A quick way to identify filters is to check their response at DC (\(f=0\)) and infinite frequency (\(f=\infty\)).
- \textbf{Low-Pass:} Passes DC, blocks high f.
- \textbf{High-Pass:} Blocks DC, passes high f.
- \textbf{Band-Pass:} Blocks both DC and high f.
- \textbf{Band-Reject:} Passes both DC and high f.
Step 1: Analyze the circuit's behavior at very low frequencies (\(f \to 0\)).
At DC or very low frequencies, capacitors act as open circuits.
Capacitor \(C_1\) is in series with the input resistor \(R_1\). Since it's an open circuit, no input signal can reach the op-amp's inverting terminal.
This means the output voltage will be zero. The gain is zero at low frequencies.
Step 2: Analyze the circuit's behavior at very high frequencies (\(f \to \infty\)).
At very high frequencies, capacitors act as short circuits.
Capacitor \(C_2\) is in parallel with the feedback resistor \(R_f\). Acting as a short, it effectively shorts the feedback path, making the feedback impedance zero.
In an inverting op-amp configuration, Gain \( = -Z_f / Z_i \).
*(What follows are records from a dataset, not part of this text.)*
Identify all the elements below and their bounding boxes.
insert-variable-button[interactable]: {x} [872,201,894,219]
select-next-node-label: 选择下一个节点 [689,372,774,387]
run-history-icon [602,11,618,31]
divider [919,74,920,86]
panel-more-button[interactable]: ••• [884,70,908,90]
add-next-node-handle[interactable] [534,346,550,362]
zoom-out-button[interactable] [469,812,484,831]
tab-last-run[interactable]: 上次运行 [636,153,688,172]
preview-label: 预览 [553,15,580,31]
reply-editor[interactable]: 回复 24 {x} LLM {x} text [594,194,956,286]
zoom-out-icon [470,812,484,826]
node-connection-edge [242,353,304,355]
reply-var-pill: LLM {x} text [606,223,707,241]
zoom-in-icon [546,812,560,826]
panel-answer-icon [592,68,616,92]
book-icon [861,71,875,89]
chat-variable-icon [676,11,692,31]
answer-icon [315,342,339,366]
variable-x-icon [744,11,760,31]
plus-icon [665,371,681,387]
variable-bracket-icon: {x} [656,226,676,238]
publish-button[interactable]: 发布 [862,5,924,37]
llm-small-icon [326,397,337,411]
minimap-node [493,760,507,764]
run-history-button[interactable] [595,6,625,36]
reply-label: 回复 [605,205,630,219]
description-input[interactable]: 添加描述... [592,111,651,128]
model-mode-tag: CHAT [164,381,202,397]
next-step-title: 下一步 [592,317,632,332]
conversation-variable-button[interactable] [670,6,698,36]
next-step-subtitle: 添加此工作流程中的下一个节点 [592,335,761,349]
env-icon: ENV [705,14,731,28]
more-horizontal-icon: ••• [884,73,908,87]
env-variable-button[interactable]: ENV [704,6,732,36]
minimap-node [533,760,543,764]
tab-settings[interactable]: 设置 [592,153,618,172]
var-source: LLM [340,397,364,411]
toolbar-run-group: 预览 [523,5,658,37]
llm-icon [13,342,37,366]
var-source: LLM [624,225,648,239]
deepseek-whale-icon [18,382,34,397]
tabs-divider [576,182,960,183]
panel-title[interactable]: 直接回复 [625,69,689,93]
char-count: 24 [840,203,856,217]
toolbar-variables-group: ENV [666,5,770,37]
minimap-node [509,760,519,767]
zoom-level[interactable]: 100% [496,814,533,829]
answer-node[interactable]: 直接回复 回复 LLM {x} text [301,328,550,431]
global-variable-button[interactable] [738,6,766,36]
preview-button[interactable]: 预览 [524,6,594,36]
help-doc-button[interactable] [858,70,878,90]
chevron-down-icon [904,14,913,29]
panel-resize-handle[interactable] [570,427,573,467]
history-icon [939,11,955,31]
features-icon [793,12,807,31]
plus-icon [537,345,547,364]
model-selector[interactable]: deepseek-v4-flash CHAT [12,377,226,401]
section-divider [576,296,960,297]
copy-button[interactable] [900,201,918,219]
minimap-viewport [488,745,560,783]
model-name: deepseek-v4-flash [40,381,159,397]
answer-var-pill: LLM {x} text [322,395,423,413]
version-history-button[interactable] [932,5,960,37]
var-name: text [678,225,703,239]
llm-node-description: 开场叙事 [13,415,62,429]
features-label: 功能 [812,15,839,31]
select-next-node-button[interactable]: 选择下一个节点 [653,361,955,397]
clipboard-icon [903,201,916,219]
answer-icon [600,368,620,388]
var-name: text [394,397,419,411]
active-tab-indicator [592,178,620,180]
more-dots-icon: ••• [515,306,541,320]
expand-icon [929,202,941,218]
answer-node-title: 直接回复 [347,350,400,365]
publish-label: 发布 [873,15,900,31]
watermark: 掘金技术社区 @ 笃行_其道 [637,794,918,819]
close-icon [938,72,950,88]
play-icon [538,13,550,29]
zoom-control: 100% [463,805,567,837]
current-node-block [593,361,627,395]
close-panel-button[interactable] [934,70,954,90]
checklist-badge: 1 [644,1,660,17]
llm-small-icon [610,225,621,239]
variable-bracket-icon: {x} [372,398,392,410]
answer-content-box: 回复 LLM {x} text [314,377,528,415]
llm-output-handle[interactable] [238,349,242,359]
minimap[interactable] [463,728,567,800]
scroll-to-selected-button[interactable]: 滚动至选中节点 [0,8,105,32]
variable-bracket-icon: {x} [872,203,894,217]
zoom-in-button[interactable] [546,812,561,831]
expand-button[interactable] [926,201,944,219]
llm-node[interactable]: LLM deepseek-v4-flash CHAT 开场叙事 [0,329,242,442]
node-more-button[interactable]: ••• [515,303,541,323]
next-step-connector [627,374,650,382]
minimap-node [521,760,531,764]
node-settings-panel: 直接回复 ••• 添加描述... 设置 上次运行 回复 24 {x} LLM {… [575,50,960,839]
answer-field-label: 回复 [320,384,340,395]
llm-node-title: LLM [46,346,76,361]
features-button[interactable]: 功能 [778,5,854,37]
With \(Z_f \to 0\), the gain of the circuit also approaches zero.
Step 3: Combine the low and high frequency analyses.
Since the circuit has zero gain at both very low and very high frequencies, but will have a non-zero gain at mid-frequencies (where the capacitors have finite reactance), it must be a band-pass filter. It passes a band of frequencies and rejects frequencies that are too low or too high.